The invention of exchange had the same
impact on human culture as sex had on biological evolution – it made it
cumulative. So human technological advancement depended not on
individual intelligence but on collective idea sharing.
The “cloud”, the crowd-sourced, wikinomic
cloud, is not a new idea at all. It has been the source of human
invention all along. That is why every technology you can think of is a
combination of other technologies, and why simultaneous invention is so
common as ideas come together to meet and mate when mature.
Which is, of course, why the internet is
such an exciting development. For the first time, humanity has not just
some big collective brains (called trade networks), but one truly vast
one in which almost everybody can share and in which distance is no
obstacle.
Instead of regretting this loss of
economic leadership, British consumers or patients should be thrilled
that they no longer have to rely only on their own citizens to discover
new consumer goods or cures for cancer: Asians, Africans, Americans are
now also eager to supply them.
Moreover, by contrast with the industrial
system, the internet allows us to contribute as producers rather than
just consumers. The internet is to radio as a conversation is to a
lecture.
Truly something very weird has happened to
the world when, for advocating this bottom-up, egalitarian,
collectivist idea, for advocating freedom for people to exchange ideas
and serve their fellow human beings thus encouraging social change,
Hayek is condemned by left-leaning commentators as a right-wing zealot.
His accusers demand more power for
Leviathan to control our lives, charge that free trade is bad for the
people who freely choose it and muse about the suspension of democracy
to advance the greater, greener good and prevent “populism”.
Hayek taught us to distrust the idea of
putting people in charge of other people. Given that government has been
the means by which people have committed unspeakable horrors again and
again and again, from Nero and Attila to Hitler and Mao, why are people
so forgiving of the state and so mistrustful of the market?

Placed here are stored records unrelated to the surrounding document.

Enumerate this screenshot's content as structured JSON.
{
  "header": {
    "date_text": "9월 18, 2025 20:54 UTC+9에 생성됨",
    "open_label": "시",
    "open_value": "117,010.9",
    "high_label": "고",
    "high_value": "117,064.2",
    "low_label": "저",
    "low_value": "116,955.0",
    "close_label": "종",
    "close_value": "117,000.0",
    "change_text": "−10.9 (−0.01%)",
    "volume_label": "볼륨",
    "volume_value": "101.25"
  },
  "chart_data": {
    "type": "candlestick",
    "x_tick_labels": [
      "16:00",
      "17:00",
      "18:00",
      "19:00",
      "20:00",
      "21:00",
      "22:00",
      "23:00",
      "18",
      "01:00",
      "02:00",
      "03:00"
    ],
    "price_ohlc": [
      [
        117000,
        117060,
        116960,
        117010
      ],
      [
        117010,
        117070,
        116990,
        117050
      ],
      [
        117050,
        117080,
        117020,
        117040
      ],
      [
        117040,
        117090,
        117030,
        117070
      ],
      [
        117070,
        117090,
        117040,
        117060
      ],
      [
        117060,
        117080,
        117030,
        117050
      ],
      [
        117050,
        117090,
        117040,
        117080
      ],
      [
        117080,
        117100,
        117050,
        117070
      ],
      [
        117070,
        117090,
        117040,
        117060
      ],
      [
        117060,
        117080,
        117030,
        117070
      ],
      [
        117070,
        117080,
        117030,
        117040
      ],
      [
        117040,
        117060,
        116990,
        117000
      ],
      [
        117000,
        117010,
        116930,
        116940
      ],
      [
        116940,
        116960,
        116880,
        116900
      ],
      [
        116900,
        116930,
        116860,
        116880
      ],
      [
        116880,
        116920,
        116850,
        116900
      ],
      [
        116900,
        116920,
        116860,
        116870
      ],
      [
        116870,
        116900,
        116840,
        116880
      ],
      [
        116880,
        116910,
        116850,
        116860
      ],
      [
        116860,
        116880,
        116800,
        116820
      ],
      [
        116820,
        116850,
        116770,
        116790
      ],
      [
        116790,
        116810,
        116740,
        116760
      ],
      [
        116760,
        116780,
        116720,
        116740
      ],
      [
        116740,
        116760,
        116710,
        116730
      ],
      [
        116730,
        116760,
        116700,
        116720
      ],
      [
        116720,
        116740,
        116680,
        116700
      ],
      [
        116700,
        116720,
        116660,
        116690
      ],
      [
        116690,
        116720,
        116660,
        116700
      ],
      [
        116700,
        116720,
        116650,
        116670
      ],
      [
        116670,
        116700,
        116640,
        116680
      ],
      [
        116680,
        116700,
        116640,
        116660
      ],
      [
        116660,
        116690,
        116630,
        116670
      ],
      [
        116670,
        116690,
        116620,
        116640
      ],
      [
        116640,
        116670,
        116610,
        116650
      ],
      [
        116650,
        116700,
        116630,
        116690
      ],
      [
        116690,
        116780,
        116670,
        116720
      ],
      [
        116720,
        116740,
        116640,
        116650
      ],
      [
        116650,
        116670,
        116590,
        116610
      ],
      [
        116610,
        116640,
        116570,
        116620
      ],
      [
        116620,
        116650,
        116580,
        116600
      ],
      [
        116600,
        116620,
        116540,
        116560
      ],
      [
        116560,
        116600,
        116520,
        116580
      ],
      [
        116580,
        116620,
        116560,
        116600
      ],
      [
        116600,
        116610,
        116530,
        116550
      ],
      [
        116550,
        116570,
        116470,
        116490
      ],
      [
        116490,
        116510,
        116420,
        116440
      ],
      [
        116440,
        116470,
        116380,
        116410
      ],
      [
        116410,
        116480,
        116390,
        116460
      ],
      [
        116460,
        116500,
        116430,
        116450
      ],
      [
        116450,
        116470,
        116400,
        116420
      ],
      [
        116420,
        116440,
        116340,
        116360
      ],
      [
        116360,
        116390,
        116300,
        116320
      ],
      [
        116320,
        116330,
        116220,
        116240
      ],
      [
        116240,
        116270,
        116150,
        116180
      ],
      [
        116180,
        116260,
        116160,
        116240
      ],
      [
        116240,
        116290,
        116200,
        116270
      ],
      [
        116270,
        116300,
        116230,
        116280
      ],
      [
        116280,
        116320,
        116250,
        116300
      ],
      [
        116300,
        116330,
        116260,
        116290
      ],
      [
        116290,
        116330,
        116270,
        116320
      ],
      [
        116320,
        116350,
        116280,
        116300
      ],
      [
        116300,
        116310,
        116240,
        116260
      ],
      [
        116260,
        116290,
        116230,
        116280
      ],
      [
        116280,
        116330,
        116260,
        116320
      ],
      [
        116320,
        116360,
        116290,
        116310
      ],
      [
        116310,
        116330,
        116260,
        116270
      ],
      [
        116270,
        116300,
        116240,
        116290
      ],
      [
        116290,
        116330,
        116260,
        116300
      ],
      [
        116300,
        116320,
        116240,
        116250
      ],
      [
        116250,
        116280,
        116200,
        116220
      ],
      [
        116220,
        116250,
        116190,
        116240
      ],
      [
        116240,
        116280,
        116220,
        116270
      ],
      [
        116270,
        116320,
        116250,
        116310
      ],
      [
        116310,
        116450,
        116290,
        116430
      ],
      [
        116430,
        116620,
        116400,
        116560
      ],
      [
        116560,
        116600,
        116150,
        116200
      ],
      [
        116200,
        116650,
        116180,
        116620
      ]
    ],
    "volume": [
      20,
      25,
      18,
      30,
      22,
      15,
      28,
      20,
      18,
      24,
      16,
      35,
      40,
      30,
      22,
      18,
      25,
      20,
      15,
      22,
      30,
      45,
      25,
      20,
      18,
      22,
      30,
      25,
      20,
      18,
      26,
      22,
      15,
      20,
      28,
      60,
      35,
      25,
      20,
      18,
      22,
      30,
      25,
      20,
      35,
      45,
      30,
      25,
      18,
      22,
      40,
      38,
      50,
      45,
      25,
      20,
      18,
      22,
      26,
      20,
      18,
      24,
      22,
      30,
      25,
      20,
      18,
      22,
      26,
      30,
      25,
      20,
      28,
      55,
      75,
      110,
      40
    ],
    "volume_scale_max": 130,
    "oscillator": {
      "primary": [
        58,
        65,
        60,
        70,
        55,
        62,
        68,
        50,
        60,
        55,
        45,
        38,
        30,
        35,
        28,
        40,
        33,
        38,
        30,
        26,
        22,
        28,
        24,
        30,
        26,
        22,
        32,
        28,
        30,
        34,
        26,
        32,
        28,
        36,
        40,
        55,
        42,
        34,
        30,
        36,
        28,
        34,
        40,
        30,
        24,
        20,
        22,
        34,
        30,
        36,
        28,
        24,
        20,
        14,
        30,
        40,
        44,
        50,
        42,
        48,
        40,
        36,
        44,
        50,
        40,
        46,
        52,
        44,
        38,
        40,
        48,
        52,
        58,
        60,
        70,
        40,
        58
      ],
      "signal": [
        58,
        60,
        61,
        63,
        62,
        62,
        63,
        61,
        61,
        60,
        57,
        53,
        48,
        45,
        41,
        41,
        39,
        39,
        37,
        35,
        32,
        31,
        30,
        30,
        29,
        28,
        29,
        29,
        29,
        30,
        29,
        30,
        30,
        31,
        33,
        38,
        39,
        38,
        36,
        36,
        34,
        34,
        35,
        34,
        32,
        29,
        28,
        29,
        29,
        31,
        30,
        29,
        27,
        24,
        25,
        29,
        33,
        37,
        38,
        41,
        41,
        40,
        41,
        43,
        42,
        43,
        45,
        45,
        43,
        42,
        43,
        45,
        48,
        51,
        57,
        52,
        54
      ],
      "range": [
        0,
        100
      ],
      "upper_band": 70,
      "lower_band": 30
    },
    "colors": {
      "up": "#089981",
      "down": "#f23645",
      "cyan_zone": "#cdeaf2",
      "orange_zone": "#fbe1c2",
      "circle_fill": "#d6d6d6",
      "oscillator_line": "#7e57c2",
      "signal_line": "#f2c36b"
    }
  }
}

Visiting Auschwitz recently I was struck
not by the “industrialisation” of death – it is a surprisingly low-tech
place – but the “nationalisation” of death: the bureaucratic central
planning and meticulous hierarchical organisation of mass murder: it
takes a government to do an Auschwitz.
By contrast, free markets have generally
produced flowerings of prosperity, invention, cultural experimentation
and – yes – peace wherever they have been tried, from Song China to
Silicon Valley.
We live in a world richly furnished with
technological and cultural marvels, because we have networked our minds
as a collective brain. It was exchange and specialisation that enabled
us to do so. That’s Hayek’s great discovery.